To deal with math in an applied/science field you need to think in terms of reality and practicality and not only in terms of equations and proof.
what is the exact definition of the time-dependent firing rate
This is not really a question that makes much sense. There is no such thing as an exact definition here; the definition is whatever you choose to make it. But we can explain what Dayan and Abbott are talking about.
Let's think about what it means to have a time-dependent firing rate, physically. "Firing" is a discrete event, occurring at a moment of time with arbitrary precision. A firing rate is a probability, or more specifically a probability density, for that discrete event to occur.
There is no underlying reason for a probability density to itself be discrete, it can change at arbitrary time. That's why Dayan and Abbott write that the dT might as well be taken to the limit of zero. But we also expect probability densities for spikes to be relatively smooth, so there's not much lost if you use dT that is small but doesn't approach zero. So, practically, discrete is okay.

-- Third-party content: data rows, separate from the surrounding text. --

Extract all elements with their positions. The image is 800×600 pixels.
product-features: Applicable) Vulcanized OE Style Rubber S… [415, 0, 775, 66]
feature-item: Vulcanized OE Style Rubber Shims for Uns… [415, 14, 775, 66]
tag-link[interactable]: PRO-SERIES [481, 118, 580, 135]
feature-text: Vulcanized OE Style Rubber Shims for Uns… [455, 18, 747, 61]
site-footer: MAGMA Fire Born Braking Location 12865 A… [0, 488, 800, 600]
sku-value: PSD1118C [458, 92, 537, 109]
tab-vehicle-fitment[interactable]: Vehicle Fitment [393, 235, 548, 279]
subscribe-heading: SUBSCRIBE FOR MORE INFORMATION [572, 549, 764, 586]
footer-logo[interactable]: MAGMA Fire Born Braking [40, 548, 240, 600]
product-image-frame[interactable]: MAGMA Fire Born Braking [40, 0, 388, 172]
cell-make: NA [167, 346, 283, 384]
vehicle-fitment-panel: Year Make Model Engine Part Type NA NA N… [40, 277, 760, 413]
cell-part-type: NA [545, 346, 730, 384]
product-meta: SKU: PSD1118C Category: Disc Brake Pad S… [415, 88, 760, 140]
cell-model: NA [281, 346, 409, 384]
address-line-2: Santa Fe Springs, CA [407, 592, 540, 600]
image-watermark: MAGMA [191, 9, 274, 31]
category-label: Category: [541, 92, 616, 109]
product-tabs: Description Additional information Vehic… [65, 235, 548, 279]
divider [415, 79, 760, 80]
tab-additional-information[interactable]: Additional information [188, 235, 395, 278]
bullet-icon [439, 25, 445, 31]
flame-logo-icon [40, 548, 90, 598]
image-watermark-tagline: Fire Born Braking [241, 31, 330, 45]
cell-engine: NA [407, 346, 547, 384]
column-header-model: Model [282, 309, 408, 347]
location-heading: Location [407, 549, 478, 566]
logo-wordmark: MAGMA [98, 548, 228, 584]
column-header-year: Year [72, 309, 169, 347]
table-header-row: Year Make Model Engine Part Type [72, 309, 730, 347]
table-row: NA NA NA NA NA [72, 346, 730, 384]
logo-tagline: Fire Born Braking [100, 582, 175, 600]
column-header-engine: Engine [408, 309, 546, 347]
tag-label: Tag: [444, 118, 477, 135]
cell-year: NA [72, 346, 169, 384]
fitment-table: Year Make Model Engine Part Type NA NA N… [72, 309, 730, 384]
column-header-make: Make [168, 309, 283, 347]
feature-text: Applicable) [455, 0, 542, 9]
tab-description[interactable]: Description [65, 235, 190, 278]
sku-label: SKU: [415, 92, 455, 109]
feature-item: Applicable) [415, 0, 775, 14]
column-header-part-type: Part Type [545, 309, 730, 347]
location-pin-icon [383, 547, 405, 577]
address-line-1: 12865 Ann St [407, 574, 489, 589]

There's also not much need for spike times to actually be tracked with arbitrary precision. Spikes will result ultimately in current flowing through channels into cells; cell membranes are capacitors with some time constant. If you're trying to model the effects of a spike, you're not going to be able to really tell the difference between time differences that are much smaller than those associated time constants. So again, practically, discrete is okay.
Finally, let's think about actual measurement and estimation. That's the motivation that Dayan and Abbott actually raise. If you want to estimate a firing rate from actual spike trains from actual data, you're going to have a finite number of events all at arbitrarily precise times. The first place you're going to lose the actual arbitraryness is going to be at the sampling rate of your recording equipment, so there's that. But even if that's not an issue, what happens to your estimated probability density as you get to smaller and smaller dT? You're going to end up with an estimate that is either 0, because you never ever observed a spike in that bin, or 1/nTrials. This isn't very helpful. I mean, it represents the data accurately, but it doesn't tell you anything. Much like you might summarize a sample of heights with a mean and standard deviation, the whole point of expressing some statistical quantity like firing rate is to be able to generalize and predict. So, it doesn't make sense to express firing rates based on data at a higher time resolution than we have actual data available to make a representation.
An alternative to Dayan and Abbott's approach of not letting dT be too small would be to convolve the discrete spike train with some smoothing kernel like a Gaussian. But to represent these things in a computer we're going to eventually end up with something discrete at some level.
For some cases, you might want to ensure a spike train is binary per trial for a choice of dT, but I wouldn't say it's necessary per se. A reasonable choice of dT will depend on the specific system you're modeling and what you're doing with it. For many computational tasks you'll also be dealing with computational constraints that may make a finer time resolution expensive to deal with while not providing an appreciably different result.